Sorry for length. TLDR is still see a serious uphill battle for the DA.
Actual criminal information (charge) here:
https://www.documentcloud.org/documents/23593079-alec-baldwin-criminal-informationSo nuts and bolts, the criminal information charges, in the alternative, two violations of the involuntary manslaughter statute. One violation in the commission of an unlawful act (negligent use of a deadly weapon) and the other in commission of a lawful act. This is consistent with what has been reported everywhere--nothing new there.

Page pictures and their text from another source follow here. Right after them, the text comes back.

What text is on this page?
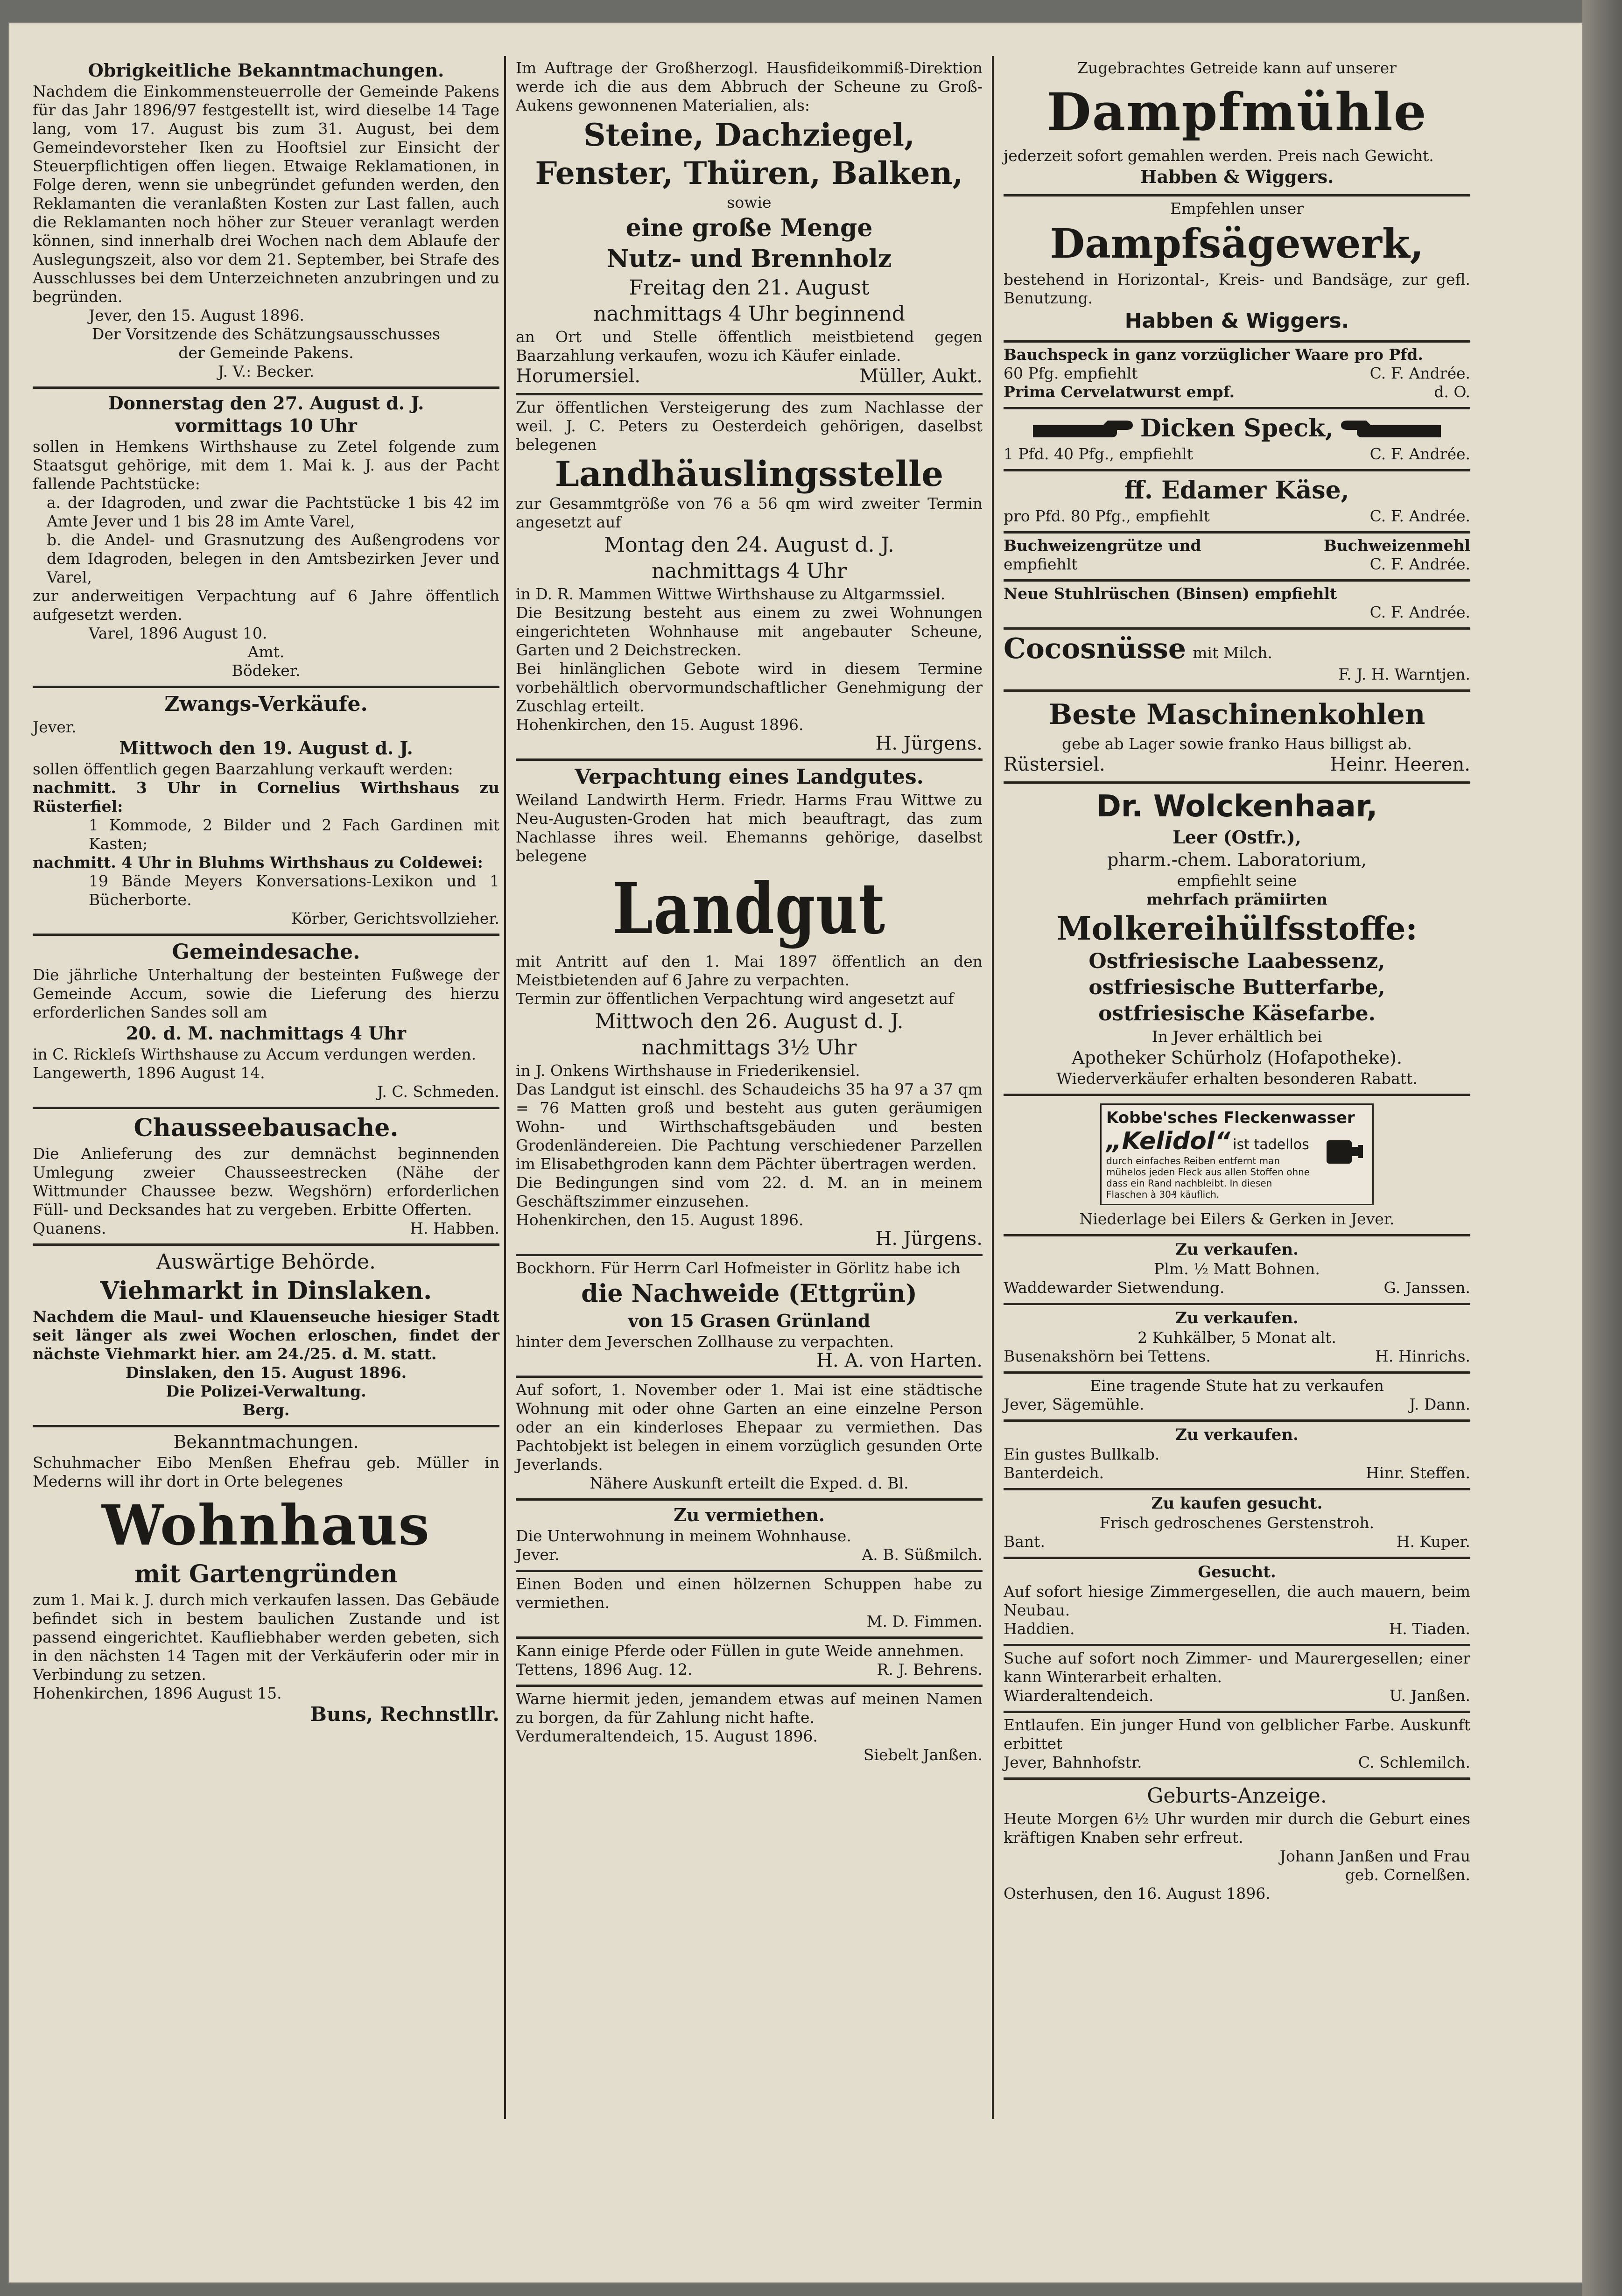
Obrigkeitliche Bekanntmachungen.

Nachdem die Einkommensteuerrolle der Gemeinde Pakens für das Jahr 1896/97 festgestellt ist, wird dieselbe 14 Tage lang, vom 17. August bis zum 31. August, bei dem Gemeindevorsteher Iken zu Hooftsiel zur Einsicht der Steuerpflichtigen offen liegen. Etwaige Reklamationen, in Folge deren, wenn sie unbegründet gefunden werden, den Reklamanten die veranlaßten Kosten zur Last fallen, auch die Reklamanten noch höher zur Steuer veranlagt werden können, sind innerhalb drei Wochen nach dem Ablaufe der Auslegungszeit, also vor dem 21. September, bei Strafe des Ausschlusses bei dem Unterzeichneten anzubringen und zu begründen.

Jever, den 15. August 1896.

Der Vorsitzende des Schätzungsausschusses

der Gemeinde Pakens.

J. V.: Becker.

Donnerstag den 27. August d. J.
vormittags 10 Uhr

sollen in Hemkens Wirthshause zu Zetel folgende zum Staatsgut gehörige, mit dem 1. Mai k. J. aus der Pacht fallende Pachtstücke:

a. der Idagroden, und zwar die Pachtstücke 1 bis 42 im Amte Jever und 1 bis 28 im Amte Varel,

b. die Andel- und Grasnutzung des Außengrodens vor dem Idagroden, belegen in den Amtsbezirken Jever und Varel,

zur anderweitigen Verpachtung auf 6 Jahre öffentlich aufgesetzt werden.

Varel, 1896 August 10.

Amt.

Bödeker.

Zwangs-Verkäufe.

Jever.

Mittwoch den 19. August d. J.

sollen öffentlich gegen Baarzahlung verkauft werden:

nachmitt. 3 Uhr in Cornelius Wirthshaus zu Rüsterfiel:

1 Kommode, 2 Bilder und 2 Fach Gardinen mit Kasten;

nachmitt. 4 Uhr in Bluhms Wirthshaus zu Coldewei:

19 Bände Meyers Konversations-Lexikon und 1 Bücherborte.

Körber, Gerichtsvollzieher.

Gemeindesache.

Die jährliche Unterhaltung der besteinten Fußwege der Gemeinde Accum, sowie die Lieferung des hierzu erforderlichen Sandes soll am

20. d. M. nachmittags 4 Uhr

in C. Rickleſs Wirthshause zu Accum verdungen werden.

Langewerth, 1896 August 14.

J. C. Schmeden.

Chausseebausache.

Die Anlieferung des zur demnächst beginnenden Umlegung zweier Chausseestrecken (Nähe der Wittmunder Chaussee bezw. Wegshörn) erforderlichen Füll- und Decksandes hat zu vergeben. Erbitte Offerten.

Quanens.	H. Habben.
Auswärtige Behörde.
Viehmarkt in Dinslaken.

Nachdem die Maul- und Klauenseuche hiesiger Stadt seit länger als zwei Wochen erloschen, findet der nächste Viehmarkt hier. am 24./25. d. M. statt.

Dinslaken, den 15. August 1896.

Die Polizei-Verwaltung.

Berg.

Bekanntmachungen.

Schuhmacher Eibo Menßen Ehefrau geb. Müller in Mederns will ihr dort in Orte belegenes

Wohnhaus
mit Gartengründen

zum 1. Mai k. J. durch mich verkaufen lassen. Das Gebäude befindet sich in bestem baulichen Zustande und ist passend eingerichtet. Kaufliebhaber werden gebeten, sich in den nächsten 14 Tagen mit der Verkäuferin oder mir in Verbindung zu setzen.

Hohenkirchen, 1896 August 15.

Buns, Rechnstllr.

Im Auftrage der Großherzogl. Hausfideikommiß-Direktion werde ich die aus dem Abbruch der Scheune zu Groß-Aukens gewonnenen Materialien, als:

Steine, Dachziegel,
Fenster, Thüren, Balken,

sowie

eine große Menge
Nutz- und Brennholz
Freitag den 21. August
nachmittags 4 Uhr beginnend

an Ort und Stelle öffentlich meistbietend gegen Baarzahlung verkaufen, wozu ich Käufer einlade.

Horumersiel.	Müller, Aukt.

Zur öffentlichen Versteigerung des zum Nachlasse der weil. J. C. Peters zu Oesterdeich gehörigen, daselbst belegenen

Landhäuslingsstelle

zur Gesammtgröße von 76 a 56 qm wird zweiter Termin angesetzt auf

Montag den 24. August d. J.
nachmittags 4 Uhr

in D. R. Mammen Wittwe Wirthshause zu Altgarmssiel.

Die Besitzung besteht aus einem zu zwei Wohnungen eingerichteten Wohnhause mit angebauter Scheune, Garten und 2 Deichstrecken.

Bei hinlänglichen Gebote wird in diesem Termine vorbehältlich obervormundschaftlicher Genehmigung der Zuschlag erteilt.

Hohenkirchen, den 15. August 1896.

H. Jürgens.

Verpachtung eines Landgutes.

Weiland Landwirth Herm. Friedr. Harms Frau Wittwe zu Neu-Augusten-Groden hat mich beauftragt, das zum Nachlasse ihres weil. Ehemanns gehörige, daselbst belegene

Landgut

mit Antritt auf den 1. Mai 1897 öffentlich an den Meistbietenden auf 6 Jahre zu verpachten.

Termin zur öffentlichen Verpachtung wird angesetzt auf

Mittwoch den 26. August d. J.
nachmittags 3½ Uhr

in J. Onkens Wirthshause in Friederikensiel.

Das Landgut ist einschl. des Schaudeichs 35 ha 97 a 37 qm = 76 Matten groß und besteht aus guten geräumigen Wohn- und Wirthschaftsgebäuden und besten Grodenländereien. Die Pachtung verschiedener Parzellen im Elisabethgroden kann dem Pächter übertragen werden.

Die Bedingungen sind vom 22. d. M. an in meinem Geschäftszimmer einzusehen.

Hohenkirchen, den 15. August 1896.

H. Jürgens.

Bockhorn. Für Herrn Carl Hofmeister in Görlitz habe ich

die Nachweide (Ettgrün)
von 15 Grasen Grünland

hinter dem Jeverschen Zollhause zu verpachten.

H. A. von Harten.

Auf sofort, 1. November oder 1. Mai ist eine städtische Wohnung mit oder ohne Garten an eine einzelne Person oder an ein kinderloses Ehepaar zu vermiethen. Das Pachtobjekt ist belegen in einem vorzüglich gesunden Orte Jeverlands.

Nähere Auskunft erteilt die Exped. d. Bl.

Zu vermiethen.

Die Unterwohnung in meinem Wohnhause.

Jever.	A. B. Süßmilch.

Einen Boden und einen hölzernen Schuppen habe zu vermiethen.

M. D. Fimmen.

Kann einige Pferde oder Füllen in gute Weide annehmen.

Tettens, 1896 Aug. 12.	R. J. Behrens.

Warne hiermit jeden, jemandem etwas auf meinen Namen zu borgen, da für Zahlung nicht hafte.

Verdumeraltendeich, 15. August 1896.

Siebelt Janßen.

Zugebrachtes Getreide kann auf unserer

Dampfmühle

jederzeit sofort gemahlen werden. Preis nach Gewicht.

Habben & Wiggers.

Empfehlen unser

Dampfsägewerk,

bestehend in Horizontal-, Kreis- und Bandsäge, zur gefl. Benutzung.

Habben & Wiggers.

Bauchspeck in ganz vorzüglicher Waare pro Pfd.

60 Pfg. empfiehlt	C. F. Andrée.
Prima Cervelatwurst empf.	d. O.
Dicken Speck,
1 Pfd. 40 Pfg., empfiehlt	C. F. Andrée.
ff. Edamer Käse,
pro Pfd. 80 Pfg., empfiehlt	C. F. Andrée.
Buchweizengrütze und	Buchweizenmehl
empfiehlt	C. F. Andrée.

Neue Stuhlrüschen (Binsen) empfiehlt

C. F. Andrée.

Cocosnüsse mit Milch.

F. J. H. Warntjen.

Beste Maschinenkohlen

gebe ab Lager sowie franko Haus billigst ab.

Rüstersiel.	Heinr. Heeren.
Dr. Wolckenhaar,
Leer (Ostfr.),
pharm.-chem. Laboratorium,

empfiehlt seine

mehrfach prämiirten

Molkereihülfsstoffe:
Ostfriesische Laabessenz,
ostfriesische Butterfarbe,
ostfriesische Käsefarbe.

In Jever erhältlich bei

Apotheker Schürholz (Hofapotheke).

Wiederverkäufer erhalten besonderen Rabatt.

Kobbe'sches Fleckenwasser
„Kelidol“ ist tadellos
durch einfaches Reiben entfernt man mühelos jeden Fleck aus allen Stoffen ohne dass ein Rand nachbleibt. In diesen Flaschen à 30₰ käuflich.

Niederlage bei Eilers & Gerken in Jever.

Zu verkaufen.

Plm. ½ Matt Bohnen.

Waddewarder Sietwendung.	G. Janssen.
Zu verkaufen.

2 Kuhkälber, 5 Monat alt.

Busenakshörn bei Tettens.	H. Hinrichs.

Eine tragende Stute hat zu verkaufen

Jever, Sägemühle.	J. Dann.
Zu verkaufen.

Ein gustes Bullkalb.

Banterdeich.	Hinr. Steffen.
Zu kaufen gesucht.

Frisch gedroschenes Gerstenstroh.

Bant.	H. Kuper.
Gesucht.

Auf sofort hiesige Zimmergesellen, die auch mauern, beim Neubau.

Haddien.	H. Tiaden.

Suche auf sofort noch Zimmer- und Maurergesellen; einer kann Winterarbeit erhalten.

Wiarderaltendeich.	U. Janßen.

Entlaufen. Ein junger Hund von gelblicher Farbe. Auskunft erbittet

Jever, Bahnhofstr.	C. Schlemilch.
Geburts-Anzeige.

Heute Morgen 6½ Uhr wurden mir durch die Geburt eines kräftigen Knaben sehr erfreut.

Johann Janßen und Frau

geb. Cornelßen.

Osterhusen, den 16. August 1896.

What is not well reported (and the DA has failed to mention for reasons only she can give) is it is not enough for the prosecution to prove negligence, a simple violation of the firearm use statute, or lack of "due caution and circumspection" to convict. Frankly the cases are much more specific and nuanced than the text of the statute. To get a conviction the prosecution will have to prove that Baldwin "acted with
willful disregard" for the safety of others. The jury instruction (UJI 14-231) and case law are quite specific and there is no exception for the "unlawful act" charge. So even if the misdemeanor violation can be found without any intent or based on simple or even gross negligence, the manslaughter charge still requires a finding of "willful disregard." In addition, although not in the jury instruction, there is clear case law stating that "the defendant must possess subjective knowledge 'of the danger or risk to others posed by his or her actions.'" The defense will note that this is required, and if the prosecution says otherwise to the jury and that is objected to, the objection would very likely be sustained (or create likely reversal on appeal if overruled, particularly if the prosecution mis-states the law in closing and the objection is preserved).
So in an odd way Baldwin being an idiot can work in his favor. It is not enough for him to have been an idiot. He must have had subjective knowledge. Still hard to see a conviction here when it is 100% undisputed that there is never supposed to be live ammunition on set. So how could he have subjective knowledge of a risk of shooting someone with a live round? It is not enough to show he should have been more careful--it must be shown--directly or through circumstantial evidence--that he knew of a risk of a live round in the chamber and proceeded anyway. Despite the absolute s***show on set, there actually isn't any evidence he had reason to believe there were live rounds on the set. Even the negligent discharges of blanks don't support an inference of knowledge of live ammo on set.
Frankly the probable cause conclusion reads much more like a civil negligence complaint than a manslaughter charge (from pages 11-12):
"BALDWIN's deviation from known standards, practice and protocol directly caused the fatal death of HUTCHINS. By not receiving the required training on firearms, not checking the firearm with the armorer, letting the armorer leave the firearm in the church without being present, deviating from the practice of only accepting the firearm from the armorer, not dealing 'with the safety complaints on set and/or making sure safety meetings were held, putting his finger on the trigger of a real firearm when a replica or rubber gun should have been used, pointing the firearm at HUTCHINS and SOUZA, and the overall handling of the firearm in a negligent manner, BALDWIN acted with willful disregard for the safety of others and in a. 'manner which endangered other people, specifically HUTCHENS and SOUZA. BALDWIN clearly should have known the danger of his actions which led to the death of HUTCHINS."
This is all tragic, but at the end of the day, especially with how this case gets tried, I think the DA has a serious uphill battle. Keep in mind that "the defendant is an arrogant jerk and an idiot" works sometimes, but usually not to send someone to prison for a felony. Also keep in mind that eventually the evidence will show Baldwin had no power to hire or fire or supervise props people or the armorer on set.
As to the talking heads in the meantime, I would listen carefully as to whether they are actually describing the right legal standard and what a jury will be told. Reasonable minds can differ, and a lot can happen before trial. But a lot of the talking heads are stopping at the text of the statute and treating this like a negligence case. It's not.